My friend told my father that I had been arrested at the Pentagon. And he said, "I think she's lost her mind." In a sense, he was right. I did lose one mind. I gained another one. He was very disturbed because he knew what the Washington, D.C., jail was like. When he pictured me there, it caused him a lot of pain.
Several events changed him. First, he learned that Archbishop Raymond Hunthausen had testified at my trial and was supportive of what I did. For my father, to see that an archbishop of the Catholic Church said that what I did was good really affected him. Also, he changed when he learned that I was arrested several times trying to stop the U.S. participation in a proxy war in El Salvador, holding the U.S. responsible for the deaths of the four churchwomen — Ita, Maura, Dorothy, and Jean — and of Archbishop Óscar Romero. They were killed, murdered, assassinated.
I brought my father to a film about Romero's life. I knew from that time on that he was very supportive of me. He was peaceful about what I was doing. These two bishops had changed his mind.
You said that a book by Jim Douglass inspired your title. What is your relationship with Jim and Shelley Douglass and the Ground Zero Center for Nonviolent Action?
In 1978, I was at the Benedictine Monks' Weston Priory in Vermont and read Jim's book Resistance and Contemplation: The Way of Liberation. I was alone one morning in its small library yet had a very real experience of that book seemingly being put in my hand.
The question being asked in the book was, "And just how far would you like to go in?" It came, I believe, from one of Bob Dylan's albums, this story where the person answered, "Just far enough in to say that I’ve been there." And I thought, "For liberation, that's nowhere." You have to go all the way in. All the way into the truth. To go all the way in is to be liberated.
At the time I read that book and I heard that question, I was aware that the Trident submarine was being built and would soon be deployed on the West Coast. I went to my congregation and told them I felt this call to resist and to say no to the Trident submarine. And for anyone who doesn't know the Trident submarine, there's a meditation in my book, Jim Douglass' meditation on the Trident, which ends: "The Trident is the end of the world." And then the question comes: What do you do at the end of the world?

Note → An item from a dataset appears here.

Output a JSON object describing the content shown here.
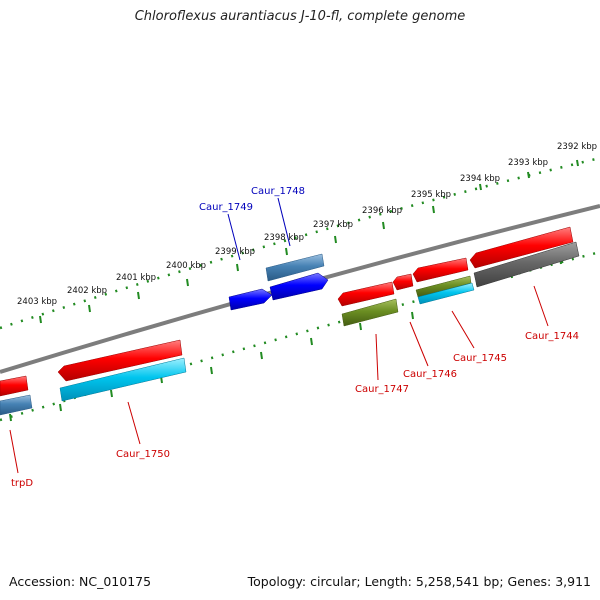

The answer: You create a new one.
"You have to go all the way in. All the way into the truth. To go all the way in is to be liberated."
— Sr. Jeanne Clark
You also said that you were inspired by Sr. Miriam MacGillis, the co-founder of Genesis Farm.
Miriam has had a tremendous influence on my life because she introduced me to the teachings of Thomas Berry. I learned at Genesis Farm about food and farming. I came back to Long Island and founded Homecoming Farm at the motherhouse of the Sisters of St. Dominic.
At Homecoming Farm, the children learn that the bees, the ants, the earthworms, flowers and plants are part of the community. They learn that there are microbes we can't see in the soil. We can't see them with our naked eye, but they're the real farmers. They're very important in the process of creating food.
And so they learn what Thomas Berry taught. We experience it, that there's no such thing as the human community. There's only the Earth community, of which the human is a part. And if we could get that, if we could really understand that on that deep level, everything would change.